REGADENOSON MYOCARDIAL PERFUSION SCINTIGRAPHY: A SINGLE CENTRE EXPERIENCE
DOI:
https://doi.org/10.55519/JAMC-03-13734Keywords:
Coronary artery disease, Myocardial perfusion imaging, RegadenosonAbstract
Background: Regadenoson is highly selective A2A adenosine receptors agonist used for stress myocardial perfusion scintigraphy. This study presents our initial experience utilizing Regadenoson as a myocardial perfusion stress agent, aimed to assess the safety of Regadenoson for stress myocardial perfusion scintigraphy. Methods: Following Institutional Ethical Review Borad approval, adult patients presenting for myocardial stress perfusion scintigraphy were included using non-probability consecutive sampling. Exclusions included second or third-degree AV block, unstable angina, recent myocardial infarction, severe hypotension, or significant heart failure.
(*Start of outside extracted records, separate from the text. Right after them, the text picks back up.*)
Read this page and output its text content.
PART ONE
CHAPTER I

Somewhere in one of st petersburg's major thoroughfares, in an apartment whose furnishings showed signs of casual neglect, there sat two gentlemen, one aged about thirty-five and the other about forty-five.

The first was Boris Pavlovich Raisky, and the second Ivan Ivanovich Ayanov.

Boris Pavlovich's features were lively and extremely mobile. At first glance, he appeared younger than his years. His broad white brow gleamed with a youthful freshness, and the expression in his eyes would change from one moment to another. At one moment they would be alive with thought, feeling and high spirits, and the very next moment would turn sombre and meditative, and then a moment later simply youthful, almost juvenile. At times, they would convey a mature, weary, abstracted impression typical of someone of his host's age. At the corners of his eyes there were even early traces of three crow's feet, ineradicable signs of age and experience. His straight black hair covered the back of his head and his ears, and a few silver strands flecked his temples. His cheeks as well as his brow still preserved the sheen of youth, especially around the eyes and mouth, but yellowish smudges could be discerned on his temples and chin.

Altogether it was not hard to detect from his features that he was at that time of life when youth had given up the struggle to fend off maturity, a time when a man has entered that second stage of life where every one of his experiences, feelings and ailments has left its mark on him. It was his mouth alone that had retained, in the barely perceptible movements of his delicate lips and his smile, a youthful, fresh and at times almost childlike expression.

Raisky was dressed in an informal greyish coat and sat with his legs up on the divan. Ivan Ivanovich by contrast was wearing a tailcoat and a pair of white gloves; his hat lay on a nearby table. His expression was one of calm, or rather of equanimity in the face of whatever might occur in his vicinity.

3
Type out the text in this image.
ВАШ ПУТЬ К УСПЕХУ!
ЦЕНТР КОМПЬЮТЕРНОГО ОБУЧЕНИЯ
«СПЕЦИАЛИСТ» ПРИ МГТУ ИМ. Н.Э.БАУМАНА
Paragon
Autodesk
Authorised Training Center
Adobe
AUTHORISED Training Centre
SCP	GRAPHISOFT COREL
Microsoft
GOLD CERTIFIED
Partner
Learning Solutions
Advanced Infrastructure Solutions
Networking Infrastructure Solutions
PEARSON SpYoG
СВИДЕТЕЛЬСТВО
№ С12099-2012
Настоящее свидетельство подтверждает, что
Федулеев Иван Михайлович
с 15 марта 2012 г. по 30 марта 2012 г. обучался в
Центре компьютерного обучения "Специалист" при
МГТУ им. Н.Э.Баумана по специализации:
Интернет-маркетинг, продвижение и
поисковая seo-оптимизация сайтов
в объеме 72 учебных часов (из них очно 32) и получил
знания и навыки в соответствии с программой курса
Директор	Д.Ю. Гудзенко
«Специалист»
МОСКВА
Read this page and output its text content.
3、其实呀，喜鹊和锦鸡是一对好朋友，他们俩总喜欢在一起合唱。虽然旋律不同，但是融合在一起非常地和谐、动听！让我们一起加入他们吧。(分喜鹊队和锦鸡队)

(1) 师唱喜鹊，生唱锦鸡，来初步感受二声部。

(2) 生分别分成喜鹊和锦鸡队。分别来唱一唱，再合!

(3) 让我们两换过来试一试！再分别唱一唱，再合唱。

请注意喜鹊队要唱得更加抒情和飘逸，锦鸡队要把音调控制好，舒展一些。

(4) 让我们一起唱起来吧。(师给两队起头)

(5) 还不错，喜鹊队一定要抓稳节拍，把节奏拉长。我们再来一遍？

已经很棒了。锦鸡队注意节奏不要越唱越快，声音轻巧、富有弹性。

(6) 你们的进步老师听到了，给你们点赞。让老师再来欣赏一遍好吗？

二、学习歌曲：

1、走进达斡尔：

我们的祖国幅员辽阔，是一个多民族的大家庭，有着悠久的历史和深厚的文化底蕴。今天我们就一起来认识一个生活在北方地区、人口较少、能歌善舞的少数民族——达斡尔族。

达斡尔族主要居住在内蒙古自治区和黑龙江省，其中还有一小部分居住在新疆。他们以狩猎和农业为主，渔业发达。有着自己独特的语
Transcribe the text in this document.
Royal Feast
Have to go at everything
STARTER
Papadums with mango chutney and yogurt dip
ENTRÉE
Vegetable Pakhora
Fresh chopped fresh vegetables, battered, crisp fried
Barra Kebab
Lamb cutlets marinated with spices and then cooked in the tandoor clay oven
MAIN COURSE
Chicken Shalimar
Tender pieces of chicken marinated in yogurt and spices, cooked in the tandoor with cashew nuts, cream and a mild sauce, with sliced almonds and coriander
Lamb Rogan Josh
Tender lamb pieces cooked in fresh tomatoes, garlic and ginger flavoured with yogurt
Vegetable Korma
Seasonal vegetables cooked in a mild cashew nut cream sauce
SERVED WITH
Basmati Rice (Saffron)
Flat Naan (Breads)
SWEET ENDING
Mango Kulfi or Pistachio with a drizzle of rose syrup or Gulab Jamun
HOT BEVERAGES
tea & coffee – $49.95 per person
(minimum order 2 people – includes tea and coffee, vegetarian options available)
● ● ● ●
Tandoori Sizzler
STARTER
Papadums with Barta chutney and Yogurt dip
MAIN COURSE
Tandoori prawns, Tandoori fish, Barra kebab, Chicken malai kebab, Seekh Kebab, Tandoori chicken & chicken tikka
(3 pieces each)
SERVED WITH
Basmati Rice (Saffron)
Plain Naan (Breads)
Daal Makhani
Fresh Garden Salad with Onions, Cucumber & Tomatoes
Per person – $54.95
Demographic data, co-morbidities, vitals, and adverse events were recorded. Results: Sixty-three patients were included, predominantly male (63.5%), with a mean age of 56.81±12.95 years. Hyperlipidaemia was the most common co-morbidity (47.6%). Systolic and diastolic blood pressure decreased acutely but normalised by 60 minutes. No serious adverse effects occurred, though transient ST segment depression was noted in 8.3% of patients. The most common adverse effects were dyspnoea (23.8%) and headache (21.4%). Conclusion: Regadenoson is associated with transient haemodynamic changes and non-serious transient adverse effects.